How can access to water and sanitation and support for vulnerable groups like children be facilitated through the existing structures of religious-based organisations? Questions like these and others were discussed in the forum's 32 sessions. Participants focused on the commitment of religion and religious actors to sustainable development in different contexts. The role of religious-based organisations in reducing forced migration, human trafficking, modern slavery, and hunger was also examined.
It is time for alliances and a common search for solutions
In his speech at the G20 Interfaith Forum, Italy's Prime Minister Mario Draghi emphasised the fundamental role of religious actors in calling politicians to action. The prime minister said that the ideas expressed at the forum confirm the depth of the participant's engagement. Draghi went on to say that the proposals also "confirm the importance of knowledge and listening that are essential for an authentic culture of diversity, for a full acknowledgement of values that are based on our humanity." According to Draghi, during "the most tragic moments of recent history, religious-based actors have built bridges where terrorism and war or indifference have erected barriers".

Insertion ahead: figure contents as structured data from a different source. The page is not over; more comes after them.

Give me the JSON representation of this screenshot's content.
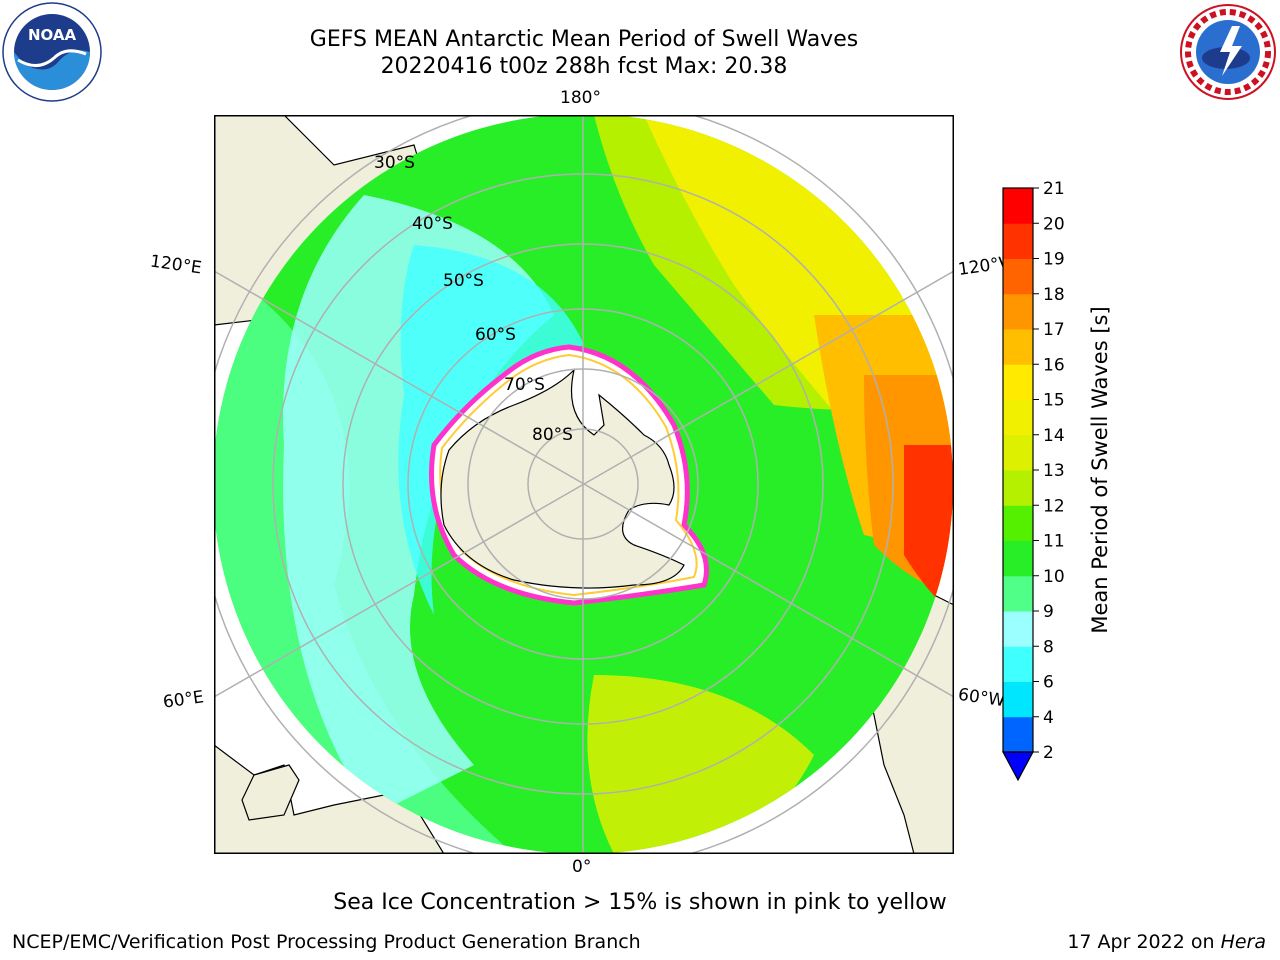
{
  "header": {
    "title_line1": "GEFS MEAN Antarctic Mean Period of Swell Waves",
    "title_line2": "20220416 t00z 288h fcst   Max: 20.38"
  },
  "logos": {
    "noaa": {
      "text": "NOAA",
      "ring_text": "NATIONAL OCEANIC AND ATMOSPHERIC ADMINISTRATION · U.S. DEPARTMENT OF COMMERCE"
    },
    "nws": {
      "ring_text": "NATIONAL WEATHER SERVICE"
    }
  },
  "map": {
    "projection": "south-polar stereographic",
    "lon_labels": {
      "top": "180°",
      "bottom": "0°",
      "upper_left": "120°E",
      "lower_left": "60°E",
      "upper_right": "120°W",
      "lower_right": "60°W"
    },
    "lat_labels": [
      "30°S",
      "40°S",
      "50°S",
      "60°S",
      "70°S",
      "80°S"
    ],
    "colors": {
      "land": "#efefdc",
      "ice_edge": "#ff33cc",
      "ice_inner": "#ffcc33",
      "grid": "#b0b0b0"
    }
  },
  "colorbar": {
    "label": "Mean Period of Swell Waves [s]",
    "ticks": [
      "2",
      "4",
      "6",
      "8",
      "9",
      "10",
      "11",
      "12",
      "13",
      "14",
      "15",
      "16",
      "17",
      "18",
      "19",
      "20",
      "21"
    ],
    "colors": [
      "#0064ff",
      "#00e6ff",
      "#40ffff",
      "#9cffff",
      "#50ff88",
      "#28ee28",
      "#55f000",
      "#b4f000",
      "#dcf000",
      "#f0f000",
      "#ffea00",
      "#ffbe00",
      "#ff9600",
      "#ff6400",
      "#ff3200",
      "#ff0000"
    ],
    "under_color": "#0000ff"
  },
  "footer": {
    "note": "Sea Ice Concentration > 15% is shown in pink to yellow",
    "producer": "NCEP/EMC/Verification Post Processing Product Generation Branch",
    "date": "17 Apr 2022 on",
    "machine": "Hera"
  }
}
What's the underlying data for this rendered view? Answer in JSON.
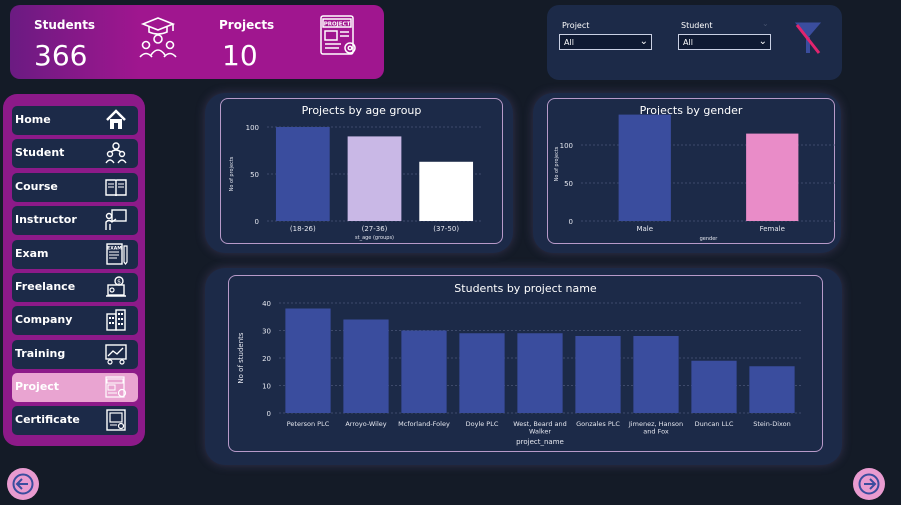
{
  "kpis": {
    "students_label": "Students",
    "students_value": "366",
    "projects_label": "Projects",
    "projects_value": "10",
    "project_icon_text": "PROJECT"
  },
  "filters": {
    "project_label": "Project",
    "project_value": "All",
    "student_label": "Student",
    "student_value": "All"
  },
  "nav": {
    "items": [
      {
        "label": "Home",
        "icon": "home-icon"
      },
      {
        "label": "Student",
        "icon": "students-icon"
      },
      {
        "label": "Course",
        "icon": "course-icon"
      },
      {
        "label": "Instructor",
        "icon": "instructor-icon"
      },
      {
        "label": "Exam",
        "icon": "exam-icon"
      },
      {
        "label": "Freelance",
        "icon": "freelance-icon"
      },
      {
        "label": "Company",
        "icon": "company-icon"
      },
      {
        "label": "Training",
        "icon": "training-icon"
      },
      {
        "label": "Project",
        "icon": "project-icon"
      },
      {
        "label": "Certificate",
        "icon": "certificate-icon"
      }
    ],
    "active": "Project",
    "exam_icon_text": "EXAM"
  },
  "colors": {
    "accent": "#a0168f",
    "panel": "#1c2a48",
    "bar_blue": "#3a4d9e",
    "bar_lavender": "#c9b8e6",
    "bar_white": "#ffffff",
    "bar_pink": "#e98cc8",
    "arrow": "#e99bd0"
  },
  "chart_data": [
    {
      "type": "bar",
      "title": "Projects by age group",
      "xlabel": "st_age (groups)",
      "ylabel": "No of projects",
      "categories": [
        "(18-26)",
        "(27-36)",
        "(37-50)"
      ],
      "values": [
        100,
        90,
        63
      ],
      "ylim": [
        0,
        100
      ],
      "yticks": [
        0,
        50,
        100
      ],
      "colors": [
        "#3a4d9e",
        "#c9b8e6",
        "#ffffff"
      ],
      "grid": true
    },
    {
      "type": "bar",
      "title": "Projects by gender",
      "xlabel": "gender",
      "ylabel": "No of projects",
      "categories": [
        "Male",
        "Female"
      ],
      "values": [
        140,
        115
      ],
      "ylim": [
        0,
        150
      ],
      "yticks": [
        0,
        50,
        100
      ],
      "colors": [
        "#3a4d9e",
        "#e98cc8"
      ],
      "grid": true
    },
    {
      "type": "bar",
      "title": "Students by project name",
      "xlabel": "project_name",
      "ylabel": "No of students",
      "categories": [
        "Peterson PLC",
        "Arroyo-Wiley",
        "Mcforland-Foley",
        "Doyle PLC",
        "West, Beard and Walker",
        "Gonzales PLC",
        "Jimenez, Hanson and Fox",
        "Duncan LLC",
        "Stein-Dixon"
      ],
      "values": [
        38,
        34,
        30,
        29,
        29,
        28,
        28,
        19,
        17
      ],
      "ylim": [
        0,
        40
      ],
      "yticks": [
        0,
        10,
        20,
        30,
        40
      ],
      "colors": [
        "#3a4d9e"
      ],
      "grid": true
    }
  ]
}
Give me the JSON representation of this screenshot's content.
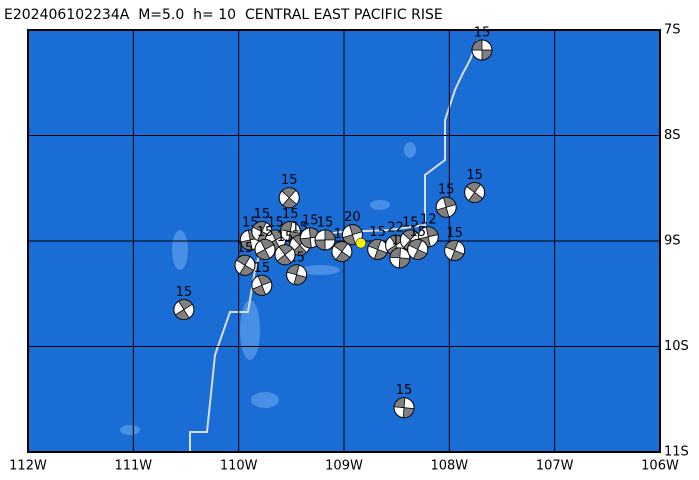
{
  "map": {
    "title": "E202406102234A  M=5.0  h= 10  CENTRAL EAST PACIFIC RISE",
    "xlim": [
      -112,
      -106
    ],
    "ylim": [
      -11,
      -7
    ],
    "xticks": [
      {
        "value": -112,
        "label": "112W"
      },
      {
        "value": -111,
        "label": "111W"
      },
      {
        "value": -110,
        "label": "110W"
      },
      {
        "value": -109,
        "label": "109W"
      },
      {
        "value": -108,
        "label": "108W"
      },
      {
        "value": -107,
        "label": "107W"
      },
      {
        "value": -106,
        "label": "106W"
      }
    ],
    "yticks": [
      {
        "value": -7,
        "label": "7S"
      },
      {
        "value": -8,
        "label": "8S"
      },
      {
        "value": -9,
        "label": "9S"
      },
      {
        "value": -10,
        "label": "10S"
      },
      {
        "value": -11,
        "label": "11S"
      }
    ],
    "epicenter": {
      "lon": -108.84,
      "lat": -9.02,
      "color": "#ffee00"
    },
    "events": [
      {
        "lon": -107.69,
        "lat": -7.19,
        "depth": 15
      },
      {
        "lon": -107.76,
        "lat": -8.54,
        "depth": 15
      },
      {
        "lon": -108.03,
        "lat": -8.68,
        "depth": 15
      },
      {
        "lon": -107.95,
        "lat": -9.09,
        "depth": 15
      },
      {
        "lon": -110.52,
        "lat": -9.65,
        "depth": 15
      },
      {
        "lon": -108.43,
        "lat": -10.58,
        "depth": 15
      },
      {
        "lon": -109.52,
        "lat": -8.59,
        "depth": 15
      },
      {
        "lon": -109.89,
        "lat": -8.99,
        "depth": 15
      },
      {
        "lon": -109.78,
        "lat": -8.91,
        "depth": 15
      },
      {
        "lon": -109.65,
        "lat": -8.99,
        "depth": 15
      },
      {
        "lon": -109.51,
        "lat": -8.91,
        "depth": 15
      },
      {
        "lon": -109.42,
        "lat": -9.04,
        "depth": 15
      },
      {
        "lon": -109.32,
        "lat": -8.97,
        "depth": 15
      },
      {
        "lon": -109.94,
        "lat": -9.23,
        "depth": 15
      },
      {
        "lon": -109.78,
        "lat": -9.42,
        "depth": 15
      },
      {
        "lon": -109.45,
        "lat": -9.32,
        "depth": 15
      },
      {
        "lon": -109.56,
        "lat": -9.13,
        "depth": 15
      },
      {
        "lon": -109.18,
        "lat": -8.99,
        "depth": 15
      },
      {
        "lon": -109.02,
        "lat": -9.1,
        "depth": 15
      },
      {
        "lon": -108.92,
        "lat": -8.94,
        "depth": 20
      },
      {
        "lon": -108.68,
        "lat": -9.08,
        "depth": 15
      },
      {
        "lon": -108.51,
        "lat": -9.04,
        "depth": 22
      },
      {
        "lon": -108.47,
        "lat": -9.16,
        "depth": 15
      },
      {
        "lon": -108.37,
        "lat": -8.99,
        "depth": 15
      },
      {
        "lon": -108.2,
        "lat": -8.96,
        "depth": 12
      },
      {
        "lon": -108.3,
        "lat": -9.08,
        "depth": 15
      },
      {
        "lon": -109.75,
        "lat": -9.08,
        "depth": 15
      }
    ]
  }
}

Pope Francis also made similar comments regarding climate and migration challenges in a statement directed at the forum. According to the Pope, "it truly is no longer time for alliances of one against another, but for a common search for solutions to the problems we all face. Young people and history will judge us on this." As the participants of the IF20 meeting discussed the status of Freedom of Religion or Belief (FoRB), the Pope called on religious actors to raise their voice against human rights abuse and fight religious illiteracy and ignorance, which he regards as the root cause of fundamentalism.
PaRD Head of Secretariat Khushwant Singh presented examples and lessons learned from the COVID-19 responses of PaRD members, including World Vision International, the National Religious Association for Social Development (NRASD) from South Africa, and United Sikhs in a session titled: Post-Covid, Ethical and Practical Challenges of the Here and Now, Reconstruction. Singh pointed to the fact that during the COVID-19 pandemic, religious actors were help for many people worldwide. "They share crucial information on hygiene, social distancing, address vaccination hesitancy and fake news, offer psychological support through phone help lines in their communities, and distribute food, masks and oxygen. Many of those at the forefront are young people." He continued, "PaRD offers a safe space to draw on these experiences, exchange lessons learned and to create even more synergies between all key stakeholders for responses to future crises."